Homeowner Loans can also be used to tackle with a bad credit situation. In the case of loans sanctioned for improving your credit score, the rate of interest is higher than in the case of someone with good credit scores.

You can choose your lender from the many options available. You can procure quotes on the internet and decide on the best one available after perusing them. Before making the deal you would want to obtain details on the rates of interest-if fixed or variable, repayment period, down payment etc. after which you can get yourself registered on the website of your lender and apply for the loan.

Many lenders are ready to offer Homeowner Loans to the freshly employed or those who are self employed, but the common practice is to seek borrowers who has been in receipt of a regular income for at least two years.
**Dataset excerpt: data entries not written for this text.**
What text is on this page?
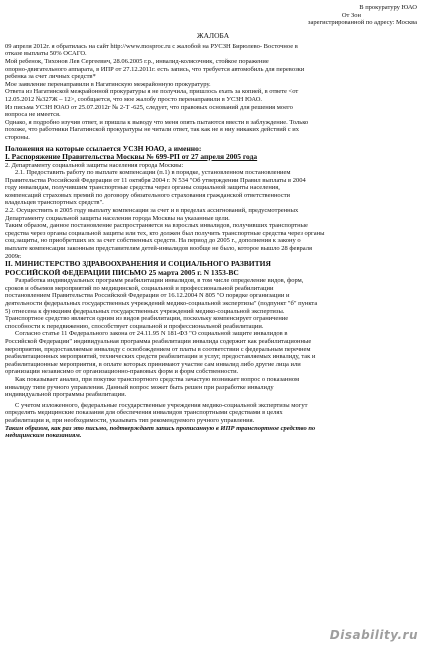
В прокуратуру ЮАО
От Зон
зарегистрированной по адресу: Москва
ЖАЛОБА
09 апреля 2012г. я обратилась на сайт http://www.mosproc.ru с жалобой на РУСЗН Бирюлево- Восточное в
отказе выплаты 50% ОСАГО.
Мой ребенок, Тихонов Лев Сергеевич, 28.06.2005 г.р., инвалид-колясочник, стойкое поражение
опорно-двигательного аппарата, в ИПР от 27.12.2011г. есть запись, что требуется автомобиль для перевозки
ребенка за счет личных средств*
Мое заявление перенаправили в Нагатинскую межрайонную прокуратуру.
Ответа из Нагатинской межрайонной прокуратуры я не получила, пришлось ехать за копией, в ответе <от
12.05.2012 №327Ж – 12>, сообщается, что мое жалобу просто перенаправили в УСЗН ЮАО.
Из письма УСЗН ЮАО от 25.07.2012г № 2-Т -625, следует, что правовых оснований для решения моего
вопроса не имеется.
Однако, я подробно изучив ответ, и пришла к выводу что меня опять пытаются ввести в заблуждение. Только
похоже, что работники Нагатинской прокуратуры не читали ответ, так как не я ниу никаких действий с их
стороны.
Положения на которые ссылается УСЗН ЮАО, а именно:
I. Распоряжение Правительства Москвы № 699-РП от 27 апреля 2005 года
2. Департаменту социальной защиты населения города Москвы:
2.1. Предоставить работу по выплате компенсации (п.1) в порядке, установленном постановлением
Правительства Российской Федерации от 11 октября 2004 г. N 534 "Об утверждении Правил выплаты в 2004
году инвалидам, получившим транспортные средства через органы социальной защиты населения,
компенсаций страховых премий по договору обязательного страхования гражданской ответственности
владельцев транспортных средств".
2.2. Осуществить в 2005 году выплату компенсации за счет и в пределах ассигнований, предусмотренных
Департаменту социальной защиты населения города Москвы на указанные цели.
Таким образом, данное постановление распространяется на взрослых инвалидов, получивших транспортные
средства через органы социальной защиты или тех, кто должен был получить транспортные средства через органы
соц.защиты, но приобретших их за счет собственных средств. На период до 2005 г., дополнения к закону о
выплате компенсации законным представителям детей-инвалидов вообще не было, которое вышло 28 февраля
2009г.
II. МИНИСТЕРСТВО ЗДРАВООХРАНЕНИЯ И СОЦИАЛЬНОГО РАЗВИТИЯ
РОССИЙСКОЙ ФЕДЕРАЦИИ ПИСЬМО 25 марта 2005 г. N 1353-ВС
Разработка индивидуальных программ реабилитации инвалидов, в том числе определение видов, форм,
сроков и объемов мероприятий по медицинской, социальной и профессиональной реабилитации
постановлением Правительства Российской Федерации от 16.12.2004 N 805 "О порядке организации и
деятельности федеральных государственных учреждений медико-социальной экспертизы" (подпункт "б" пункта
5) отнесена к функциям федеральных государственных учреждений медико-социальной экспертизы.
Транспортное средство является одним из видов реабилитации, поскольку компенсирует ограничение
способности к передвижению, способствует социальной и профессиональной реабилитации.
Согласно статье 11 Федерального закона от 24.11.95 N 181-ФЗ "О социальной защите инвалидов в
Российской Федерации" индивидуальная программа реабилитации инвалида содержит как реабилитационные
мероприятия, предоставляемые инвалиду с освобождением от платы в соответствии с федеральным перечнем
реабилитационных мероприятий, технических средств реабилитации и услуг, предоставляемых инвалиду, так и
реабилитационные мероприятия, в оплате которых принимают участие сам инвалид либо другие лица или
организации независимо от организационно-правовых форм и форм собственности.
Как показывает анализ, при покупке транспортного средства зачастую возникает вопрос о показанном
инвалиду типе ручного управления. Данный вопрос может быть решен при разработке инвалиду
индивидуальной программы реабилитации.
С учетом изложенного, федеральные государственные учреждения медико-социальной экспертизы могут
определять медицинские показания для обеспечения инвалидов транспортными средствами в целях
реабилитации и, при необходимости, указывать тип рекомендуемого ручного управления.
Таким образом, как раз это письмо, подтверждает запись прописанную в ИПР транспортное средство по
медицинским показаниям.
Disability.ru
You have to make special efforts, like a little more of documentation, if you suffer from bad credit records. If you have to land on an arrangement best suited to your pocket, you may want to gain some information on some other aspects also of Homeowner Loans, like set up fees, early redemption fees etc.

There are many borrowers who are unaware of the various options available to them, like, it is possible for even a person with damaged credit records to be sanctioned a homeowner loan without any down payment. In fact, you will be happy to know that you can find a lender who can give you 100% mortgage financing, despite bad credit records.

As the rate of interest in going to be based on your credit, you might need to have a fair idea about your credit records. In case of a borrower with bad credit score, he may want put his other financial dealings on hold until the loan has been sanctioned. Advice in the scenario of poor credit history would be to opt for an agent, because you have to make sure that applying for yet another loan will not further damage your credit records, and things can be made easy for you with some expert advice.

Equity is the money that a property will fetch from the market, if it is offered up for sale. Your loan amount depends on the equity, so every time there is a financial requirement, being a homeowner gives you the opportunity to take full advantage of the rise in property prices.